When the Shimano XTR (M900) first appeared I could easily understand what it was. This was a time when Shimano's Deore XT was the undisputed 'best mountain bike derailleur in the world' - and manifestly deserved the title. But Deore XT had its technical roots in the Shimano 600 (Ultegra level) groupsets of the late 1970s. So Shimano's, ever logical, engineers could clearly see a space for an 'ultimate' mountain bike groupset based on superior Dura-Ace technology.

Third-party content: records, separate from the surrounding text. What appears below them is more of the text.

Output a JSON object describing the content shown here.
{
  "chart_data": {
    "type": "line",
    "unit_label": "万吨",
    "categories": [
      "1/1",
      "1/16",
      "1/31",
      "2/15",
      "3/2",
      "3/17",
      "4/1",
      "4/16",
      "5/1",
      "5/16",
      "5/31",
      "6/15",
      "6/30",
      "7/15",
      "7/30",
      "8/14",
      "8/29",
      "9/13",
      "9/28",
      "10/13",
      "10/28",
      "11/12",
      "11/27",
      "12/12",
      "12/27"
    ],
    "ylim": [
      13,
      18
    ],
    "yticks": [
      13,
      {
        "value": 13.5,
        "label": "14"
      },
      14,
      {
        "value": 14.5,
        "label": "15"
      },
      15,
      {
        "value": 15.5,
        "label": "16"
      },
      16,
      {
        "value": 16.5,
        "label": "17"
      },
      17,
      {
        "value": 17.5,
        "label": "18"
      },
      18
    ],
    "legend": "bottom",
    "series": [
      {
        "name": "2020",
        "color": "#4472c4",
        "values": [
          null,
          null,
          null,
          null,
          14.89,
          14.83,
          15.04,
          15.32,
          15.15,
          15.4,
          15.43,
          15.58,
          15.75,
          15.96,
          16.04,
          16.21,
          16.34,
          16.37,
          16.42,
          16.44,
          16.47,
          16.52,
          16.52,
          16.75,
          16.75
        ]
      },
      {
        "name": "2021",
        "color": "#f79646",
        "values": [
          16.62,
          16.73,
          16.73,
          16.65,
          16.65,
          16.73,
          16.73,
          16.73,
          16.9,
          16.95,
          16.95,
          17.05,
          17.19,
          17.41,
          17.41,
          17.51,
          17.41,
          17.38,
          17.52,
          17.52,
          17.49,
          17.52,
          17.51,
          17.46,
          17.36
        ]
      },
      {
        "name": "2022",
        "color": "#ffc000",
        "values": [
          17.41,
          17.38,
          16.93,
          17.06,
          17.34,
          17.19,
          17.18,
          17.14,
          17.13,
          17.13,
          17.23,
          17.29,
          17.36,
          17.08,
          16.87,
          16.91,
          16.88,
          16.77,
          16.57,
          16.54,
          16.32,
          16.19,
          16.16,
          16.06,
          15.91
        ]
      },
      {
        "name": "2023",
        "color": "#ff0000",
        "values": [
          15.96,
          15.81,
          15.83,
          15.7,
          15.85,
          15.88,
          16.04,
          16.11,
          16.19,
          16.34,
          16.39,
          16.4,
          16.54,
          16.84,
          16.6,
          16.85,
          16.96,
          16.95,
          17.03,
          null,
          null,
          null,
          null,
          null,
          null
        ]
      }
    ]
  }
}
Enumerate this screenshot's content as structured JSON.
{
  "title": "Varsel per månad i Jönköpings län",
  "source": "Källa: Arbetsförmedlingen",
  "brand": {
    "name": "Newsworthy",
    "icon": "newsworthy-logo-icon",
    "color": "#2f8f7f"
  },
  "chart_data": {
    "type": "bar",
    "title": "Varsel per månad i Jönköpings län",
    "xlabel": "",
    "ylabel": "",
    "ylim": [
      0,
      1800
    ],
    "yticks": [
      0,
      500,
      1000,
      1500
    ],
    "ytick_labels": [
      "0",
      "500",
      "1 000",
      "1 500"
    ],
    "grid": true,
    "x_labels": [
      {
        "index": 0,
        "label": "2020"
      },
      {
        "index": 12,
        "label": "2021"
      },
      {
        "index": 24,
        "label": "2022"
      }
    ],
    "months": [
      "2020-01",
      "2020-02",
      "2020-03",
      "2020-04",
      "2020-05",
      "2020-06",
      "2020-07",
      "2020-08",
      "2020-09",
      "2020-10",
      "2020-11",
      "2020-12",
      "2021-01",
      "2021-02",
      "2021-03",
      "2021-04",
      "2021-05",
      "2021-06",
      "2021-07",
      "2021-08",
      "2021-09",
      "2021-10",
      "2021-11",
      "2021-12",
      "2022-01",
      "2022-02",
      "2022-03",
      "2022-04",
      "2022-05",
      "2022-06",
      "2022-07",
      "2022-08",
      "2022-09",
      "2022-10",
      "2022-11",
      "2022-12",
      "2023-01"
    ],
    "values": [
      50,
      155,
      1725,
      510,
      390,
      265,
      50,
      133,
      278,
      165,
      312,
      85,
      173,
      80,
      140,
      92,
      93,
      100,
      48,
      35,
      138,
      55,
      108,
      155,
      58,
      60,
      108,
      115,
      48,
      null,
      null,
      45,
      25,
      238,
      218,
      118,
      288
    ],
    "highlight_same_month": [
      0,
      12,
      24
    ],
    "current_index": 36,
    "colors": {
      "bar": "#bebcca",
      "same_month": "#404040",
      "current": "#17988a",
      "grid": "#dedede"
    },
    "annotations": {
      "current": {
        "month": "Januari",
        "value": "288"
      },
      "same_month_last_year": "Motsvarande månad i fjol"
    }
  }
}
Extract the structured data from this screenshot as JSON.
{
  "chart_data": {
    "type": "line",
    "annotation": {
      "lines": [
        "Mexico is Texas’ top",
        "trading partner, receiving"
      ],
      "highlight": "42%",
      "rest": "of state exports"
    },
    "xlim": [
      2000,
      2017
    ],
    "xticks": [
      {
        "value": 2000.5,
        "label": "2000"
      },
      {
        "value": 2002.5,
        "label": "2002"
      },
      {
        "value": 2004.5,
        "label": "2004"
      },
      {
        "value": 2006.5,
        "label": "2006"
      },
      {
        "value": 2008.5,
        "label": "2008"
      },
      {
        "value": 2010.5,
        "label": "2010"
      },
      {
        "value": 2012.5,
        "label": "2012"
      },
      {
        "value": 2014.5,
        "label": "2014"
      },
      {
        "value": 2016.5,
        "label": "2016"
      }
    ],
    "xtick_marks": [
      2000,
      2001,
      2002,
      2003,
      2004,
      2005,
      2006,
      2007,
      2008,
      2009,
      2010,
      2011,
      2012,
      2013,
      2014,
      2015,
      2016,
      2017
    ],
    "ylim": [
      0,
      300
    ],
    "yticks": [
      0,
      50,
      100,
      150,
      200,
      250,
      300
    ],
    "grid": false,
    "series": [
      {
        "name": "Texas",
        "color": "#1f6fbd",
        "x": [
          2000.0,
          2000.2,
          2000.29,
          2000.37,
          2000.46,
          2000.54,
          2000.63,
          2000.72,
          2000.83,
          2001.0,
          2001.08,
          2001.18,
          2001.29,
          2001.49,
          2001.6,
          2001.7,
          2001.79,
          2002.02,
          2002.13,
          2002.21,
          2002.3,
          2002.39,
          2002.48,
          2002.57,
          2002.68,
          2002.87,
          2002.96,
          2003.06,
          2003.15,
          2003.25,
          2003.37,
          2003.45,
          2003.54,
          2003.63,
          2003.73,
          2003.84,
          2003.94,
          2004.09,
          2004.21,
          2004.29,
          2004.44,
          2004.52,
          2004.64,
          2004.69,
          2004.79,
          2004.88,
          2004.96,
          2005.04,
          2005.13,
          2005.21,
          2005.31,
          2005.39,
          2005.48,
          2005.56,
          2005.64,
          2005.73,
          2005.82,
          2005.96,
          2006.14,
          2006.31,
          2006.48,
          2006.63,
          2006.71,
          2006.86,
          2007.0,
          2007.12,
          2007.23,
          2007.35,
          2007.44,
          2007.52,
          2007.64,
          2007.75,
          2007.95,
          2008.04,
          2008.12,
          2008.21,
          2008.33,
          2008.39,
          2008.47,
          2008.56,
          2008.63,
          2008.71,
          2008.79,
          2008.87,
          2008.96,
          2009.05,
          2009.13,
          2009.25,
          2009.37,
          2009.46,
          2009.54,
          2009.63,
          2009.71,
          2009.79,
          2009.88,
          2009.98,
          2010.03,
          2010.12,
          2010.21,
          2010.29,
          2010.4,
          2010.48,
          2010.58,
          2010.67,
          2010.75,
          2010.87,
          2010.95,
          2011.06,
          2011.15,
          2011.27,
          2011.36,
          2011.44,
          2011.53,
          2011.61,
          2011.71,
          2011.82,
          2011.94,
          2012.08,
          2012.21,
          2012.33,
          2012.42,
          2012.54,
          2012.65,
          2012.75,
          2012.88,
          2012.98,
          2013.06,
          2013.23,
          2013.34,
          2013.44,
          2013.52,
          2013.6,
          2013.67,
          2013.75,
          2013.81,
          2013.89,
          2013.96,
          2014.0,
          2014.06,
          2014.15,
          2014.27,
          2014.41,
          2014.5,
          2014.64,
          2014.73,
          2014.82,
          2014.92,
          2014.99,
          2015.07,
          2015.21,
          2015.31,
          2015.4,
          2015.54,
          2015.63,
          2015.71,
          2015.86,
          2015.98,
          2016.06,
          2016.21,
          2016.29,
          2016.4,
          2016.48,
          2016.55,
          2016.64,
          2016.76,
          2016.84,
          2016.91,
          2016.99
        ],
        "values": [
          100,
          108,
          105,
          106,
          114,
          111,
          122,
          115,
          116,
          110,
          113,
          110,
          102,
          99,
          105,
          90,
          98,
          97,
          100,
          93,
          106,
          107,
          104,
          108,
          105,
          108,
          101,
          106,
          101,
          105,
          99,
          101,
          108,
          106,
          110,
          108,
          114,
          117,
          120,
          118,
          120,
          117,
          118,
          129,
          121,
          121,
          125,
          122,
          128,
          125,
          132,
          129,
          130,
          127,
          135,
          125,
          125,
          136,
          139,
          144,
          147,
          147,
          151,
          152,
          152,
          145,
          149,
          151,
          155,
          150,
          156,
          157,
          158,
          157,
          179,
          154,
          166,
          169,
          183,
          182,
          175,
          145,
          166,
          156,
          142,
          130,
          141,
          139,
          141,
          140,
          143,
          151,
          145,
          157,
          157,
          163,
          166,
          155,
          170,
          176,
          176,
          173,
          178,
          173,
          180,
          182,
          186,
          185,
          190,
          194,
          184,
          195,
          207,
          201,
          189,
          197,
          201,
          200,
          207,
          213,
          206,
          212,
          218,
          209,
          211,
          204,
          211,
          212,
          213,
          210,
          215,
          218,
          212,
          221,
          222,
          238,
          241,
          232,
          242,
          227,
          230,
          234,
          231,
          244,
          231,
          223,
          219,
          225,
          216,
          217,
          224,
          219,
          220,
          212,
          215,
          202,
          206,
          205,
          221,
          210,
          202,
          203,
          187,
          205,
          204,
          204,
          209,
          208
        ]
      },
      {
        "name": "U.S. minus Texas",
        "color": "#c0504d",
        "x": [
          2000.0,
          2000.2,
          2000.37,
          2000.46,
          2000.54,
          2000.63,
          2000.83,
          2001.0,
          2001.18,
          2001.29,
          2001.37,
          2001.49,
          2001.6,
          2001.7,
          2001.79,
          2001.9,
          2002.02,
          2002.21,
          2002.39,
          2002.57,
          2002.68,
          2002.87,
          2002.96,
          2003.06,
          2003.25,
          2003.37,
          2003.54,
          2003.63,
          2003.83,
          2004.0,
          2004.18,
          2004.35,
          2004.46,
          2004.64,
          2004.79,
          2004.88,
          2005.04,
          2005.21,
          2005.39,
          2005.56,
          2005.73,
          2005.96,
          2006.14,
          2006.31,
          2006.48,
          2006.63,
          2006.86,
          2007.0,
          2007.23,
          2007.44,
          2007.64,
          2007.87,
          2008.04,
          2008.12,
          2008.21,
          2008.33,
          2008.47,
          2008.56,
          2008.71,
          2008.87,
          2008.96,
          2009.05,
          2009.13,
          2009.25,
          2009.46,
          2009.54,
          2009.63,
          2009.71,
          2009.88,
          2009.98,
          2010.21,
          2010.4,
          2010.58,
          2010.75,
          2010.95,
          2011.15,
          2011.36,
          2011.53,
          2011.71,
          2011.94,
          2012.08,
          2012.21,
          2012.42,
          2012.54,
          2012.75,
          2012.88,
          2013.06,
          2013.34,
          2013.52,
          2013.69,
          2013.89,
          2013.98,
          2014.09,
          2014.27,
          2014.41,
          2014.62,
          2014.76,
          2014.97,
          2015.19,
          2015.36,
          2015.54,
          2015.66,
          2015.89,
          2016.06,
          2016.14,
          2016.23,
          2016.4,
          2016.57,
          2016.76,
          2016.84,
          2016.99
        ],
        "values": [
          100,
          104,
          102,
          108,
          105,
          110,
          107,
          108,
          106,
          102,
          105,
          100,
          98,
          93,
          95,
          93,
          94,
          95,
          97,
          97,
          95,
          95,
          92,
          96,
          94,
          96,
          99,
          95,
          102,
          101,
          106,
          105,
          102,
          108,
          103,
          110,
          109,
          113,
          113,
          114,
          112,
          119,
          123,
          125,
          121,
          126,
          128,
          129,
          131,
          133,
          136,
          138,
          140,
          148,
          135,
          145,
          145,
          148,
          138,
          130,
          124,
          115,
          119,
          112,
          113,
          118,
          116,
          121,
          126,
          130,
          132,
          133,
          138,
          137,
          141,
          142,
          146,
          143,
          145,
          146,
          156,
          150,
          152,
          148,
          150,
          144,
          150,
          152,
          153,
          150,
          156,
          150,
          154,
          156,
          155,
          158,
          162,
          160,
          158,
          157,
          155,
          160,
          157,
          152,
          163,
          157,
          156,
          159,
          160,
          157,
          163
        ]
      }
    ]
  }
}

But, if I could understand WHAT XTR was, I struggled with the WHY. Did Dura-Ace's luxury finishes and road racing tech really have much to offer a mountain biker? Put in motorcar terms, would you really want the fragility of Formula One racing car technology in an off-road vehicle? Would you really want the luxury of cream coloured Connolly Leather upholstery when you are wearing a muddy Barbour jacket? I remember reading an interview with one of the designers of the second generation Range Rover who was mildly bemused that he had put so much effort into designing a vehicle that could climb ludicrous gradients in hellish conditions - only for the end customer to turn out to be a dodgy collection of, very urban, Gansta rappers and Russian oligarchs. If you make something that embodies extraordinary contradictions, you may find that you attract a customer who is also interestingly bizarre.
Dura-Ace was not just for folk who wanted to tastelessly flaunt their wealth (although some of those good people did buy it). It was also a genuine racing groupset. But XTR? Apart from those paid to do so, I don't think I saw a single mountain bike racer using an XTR (M900) derailleur in anger. It was just too hideously expensive, too beautifully refined, too tastefully sophisticated and just not down-and-dirty enough. It seemed to be a groupset purely for undeservedly wealthy poseurs, flâneurs and dilettantes - Snoop Dogg and Roman Abramovich probably loved it.
It does look good though - even after all these years.
This is a, rather fine, example of the, surprisingly rare, long pulley cage version of the Shimano XTR (M900).